Restaurants allowed to deliver liquor with food
In order to reinforce social distancing orders and help support workers in the restaurant industry, government is making changes to temporarily allow restaurants to deliver liquor products alongside the purchase of a meal.
“In these extraordinary times, more British Columbians are relying on delivery services during the COVID-19 pandemic,” said David Eby, Attorney General. “Permitting licensed restaurants to hire their out of work servers to deliver liquor products as part of their food-delivery service allows the public to continue to observe social distancing measures and also offers much-needed support to these workers and businesses.”
These changes will be made available to customers who purchase a meal and the sealed, packaged liquor product for pick up from the restaurant’s premises or for delivery at home. Previously, these licensees were only permitted to sell liquor for consumption in their establishment, unless they had a special endorsement on their licence, the Ministry of Attorney General noted March 22 in a media release.
Existing safeguards for safe consumption continue to be in place, such as verifying identification. The individuals delivering the liquor products will also be required to be certified with Serving It Right, which government hopes will help encourage businesses to use currently laid-off serving staff to make these deliveries. Staff in licensed establishments are already required to hold this certification.

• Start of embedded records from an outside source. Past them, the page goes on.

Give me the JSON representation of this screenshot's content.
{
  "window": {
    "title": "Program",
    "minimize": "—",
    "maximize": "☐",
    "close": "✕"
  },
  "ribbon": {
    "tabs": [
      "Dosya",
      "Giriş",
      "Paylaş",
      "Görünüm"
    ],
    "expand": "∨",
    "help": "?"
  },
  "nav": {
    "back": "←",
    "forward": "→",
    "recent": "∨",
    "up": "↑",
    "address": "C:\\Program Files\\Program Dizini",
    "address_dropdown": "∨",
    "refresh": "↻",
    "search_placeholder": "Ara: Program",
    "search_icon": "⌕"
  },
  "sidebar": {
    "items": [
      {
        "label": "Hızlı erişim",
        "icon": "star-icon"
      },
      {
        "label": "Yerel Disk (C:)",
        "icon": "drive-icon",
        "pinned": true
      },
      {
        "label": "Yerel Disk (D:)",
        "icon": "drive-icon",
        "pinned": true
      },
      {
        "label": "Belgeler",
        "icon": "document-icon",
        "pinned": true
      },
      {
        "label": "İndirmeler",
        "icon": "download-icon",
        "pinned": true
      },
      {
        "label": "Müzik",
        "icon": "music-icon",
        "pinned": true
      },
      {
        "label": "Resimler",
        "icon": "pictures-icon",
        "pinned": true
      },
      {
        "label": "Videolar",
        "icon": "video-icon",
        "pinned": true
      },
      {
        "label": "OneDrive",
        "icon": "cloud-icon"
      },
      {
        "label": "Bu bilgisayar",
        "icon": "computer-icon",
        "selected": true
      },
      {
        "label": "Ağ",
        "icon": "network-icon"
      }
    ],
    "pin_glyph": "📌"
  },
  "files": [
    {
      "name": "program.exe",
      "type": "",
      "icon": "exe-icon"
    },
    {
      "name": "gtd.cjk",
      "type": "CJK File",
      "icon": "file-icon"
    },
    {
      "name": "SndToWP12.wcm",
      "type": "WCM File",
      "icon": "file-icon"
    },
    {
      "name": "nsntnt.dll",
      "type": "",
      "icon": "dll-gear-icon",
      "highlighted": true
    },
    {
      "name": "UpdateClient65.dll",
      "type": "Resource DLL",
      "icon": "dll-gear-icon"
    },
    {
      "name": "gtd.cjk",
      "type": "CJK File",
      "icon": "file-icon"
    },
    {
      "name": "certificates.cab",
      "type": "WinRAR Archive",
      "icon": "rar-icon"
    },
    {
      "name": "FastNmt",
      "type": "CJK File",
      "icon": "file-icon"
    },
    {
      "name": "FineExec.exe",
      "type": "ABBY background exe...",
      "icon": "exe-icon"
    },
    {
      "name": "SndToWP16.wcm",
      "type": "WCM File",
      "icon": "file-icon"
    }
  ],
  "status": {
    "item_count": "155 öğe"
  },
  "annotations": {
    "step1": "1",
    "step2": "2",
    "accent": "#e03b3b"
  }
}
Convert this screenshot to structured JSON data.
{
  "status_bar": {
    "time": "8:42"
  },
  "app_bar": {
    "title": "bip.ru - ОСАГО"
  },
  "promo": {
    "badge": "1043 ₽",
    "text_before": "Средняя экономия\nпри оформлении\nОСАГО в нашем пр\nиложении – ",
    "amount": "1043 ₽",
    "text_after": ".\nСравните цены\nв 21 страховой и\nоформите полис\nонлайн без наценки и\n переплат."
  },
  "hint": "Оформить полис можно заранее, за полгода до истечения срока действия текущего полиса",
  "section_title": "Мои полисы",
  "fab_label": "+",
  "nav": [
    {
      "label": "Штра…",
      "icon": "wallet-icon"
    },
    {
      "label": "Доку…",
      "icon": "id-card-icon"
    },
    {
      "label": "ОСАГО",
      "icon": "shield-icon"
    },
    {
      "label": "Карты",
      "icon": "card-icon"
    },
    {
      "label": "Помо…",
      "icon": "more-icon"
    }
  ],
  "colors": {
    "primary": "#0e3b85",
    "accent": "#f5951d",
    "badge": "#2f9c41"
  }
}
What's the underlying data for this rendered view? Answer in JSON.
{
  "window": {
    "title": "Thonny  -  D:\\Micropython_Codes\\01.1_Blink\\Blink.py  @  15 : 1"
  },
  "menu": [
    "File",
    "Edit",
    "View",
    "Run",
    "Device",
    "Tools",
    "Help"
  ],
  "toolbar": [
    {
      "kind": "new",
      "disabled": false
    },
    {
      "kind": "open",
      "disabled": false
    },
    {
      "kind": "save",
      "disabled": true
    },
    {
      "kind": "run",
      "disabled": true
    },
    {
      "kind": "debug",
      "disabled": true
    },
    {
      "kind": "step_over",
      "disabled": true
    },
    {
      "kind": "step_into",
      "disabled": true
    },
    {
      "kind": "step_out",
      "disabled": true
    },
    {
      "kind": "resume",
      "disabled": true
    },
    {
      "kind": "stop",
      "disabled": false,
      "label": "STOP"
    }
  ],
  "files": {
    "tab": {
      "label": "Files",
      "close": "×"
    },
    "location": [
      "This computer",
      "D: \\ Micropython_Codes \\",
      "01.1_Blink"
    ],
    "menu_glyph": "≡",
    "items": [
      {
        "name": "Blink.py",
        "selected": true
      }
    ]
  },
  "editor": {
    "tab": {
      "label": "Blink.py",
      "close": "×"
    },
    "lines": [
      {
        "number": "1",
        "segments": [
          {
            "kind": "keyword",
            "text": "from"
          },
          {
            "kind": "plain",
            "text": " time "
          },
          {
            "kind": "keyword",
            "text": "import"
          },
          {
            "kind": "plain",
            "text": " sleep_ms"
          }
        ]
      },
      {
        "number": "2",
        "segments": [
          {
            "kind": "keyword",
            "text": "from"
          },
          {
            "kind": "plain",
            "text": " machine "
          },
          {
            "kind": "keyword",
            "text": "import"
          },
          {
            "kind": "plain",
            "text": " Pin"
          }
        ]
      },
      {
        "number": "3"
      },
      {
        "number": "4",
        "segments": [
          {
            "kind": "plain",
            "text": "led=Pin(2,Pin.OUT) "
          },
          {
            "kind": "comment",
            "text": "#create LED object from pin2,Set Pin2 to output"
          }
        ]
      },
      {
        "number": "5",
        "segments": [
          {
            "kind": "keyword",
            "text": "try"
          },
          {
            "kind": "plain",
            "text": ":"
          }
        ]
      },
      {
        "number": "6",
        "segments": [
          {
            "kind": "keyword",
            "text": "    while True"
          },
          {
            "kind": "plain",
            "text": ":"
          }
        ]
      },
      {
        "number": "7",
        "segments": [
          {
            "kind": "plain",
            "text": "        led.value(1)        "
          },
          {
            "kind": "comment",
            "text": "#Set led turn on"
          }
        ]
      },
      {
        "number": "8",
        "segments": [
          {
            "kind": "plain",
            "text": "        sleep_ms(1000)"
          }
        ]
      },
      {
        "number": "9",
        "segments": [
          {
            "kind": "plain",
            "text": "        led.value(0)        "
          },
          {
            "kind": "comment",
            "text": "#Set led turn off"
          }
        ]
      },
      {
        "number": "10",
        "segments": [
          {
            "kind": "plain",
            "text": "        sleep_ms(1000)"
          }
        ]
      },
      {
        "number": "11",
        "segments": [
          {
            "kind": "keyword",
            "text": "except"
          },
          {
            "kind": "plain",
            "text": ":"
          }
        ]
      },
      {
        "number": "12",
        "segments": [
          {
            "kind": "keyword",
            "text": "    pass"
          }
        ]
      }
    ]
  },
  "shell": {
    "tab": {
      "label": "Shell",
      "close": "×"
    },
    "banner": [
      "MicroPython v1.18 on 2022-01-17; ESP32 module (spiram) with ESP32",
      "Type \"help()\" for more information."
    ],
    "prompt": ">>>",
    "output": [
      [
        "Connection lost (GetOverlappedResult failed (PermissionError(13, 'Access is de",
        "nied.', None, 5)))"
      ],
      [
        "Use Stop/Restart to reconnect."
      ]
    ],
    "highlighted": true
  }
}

These changes come as the restaurant and hospitality industry have been deeply impacted by COVID-19. The Business Technical Advisory Panel, which consists of representatives of the liquor and hospitality industry, provided this recommendation to help support struggling hospitality workers and businesses during this time.
“A special thank you to the members of the Business Technical Advisory Panel for their recommendations during this public health emergency that has had such a terrible impact on workers in our favourite bars and restaurants,” Eby added. “Government is committed to working with hospitality workers and businesses to identify ways to reduce the impact of this crisis.”
The changes take effect immediately and expire July 15. The timeline can be amended by government through a regulation change.
“These changes not only help restaurant operators through a very tough time, but also could support the many British Columbians working in our breweries, wineries and distilleries,” said Lana Popham, Minister of Agriculture. “Supporting local businesses and choosing to Buy BC makes a real difference in our communities, especially at a time like this.”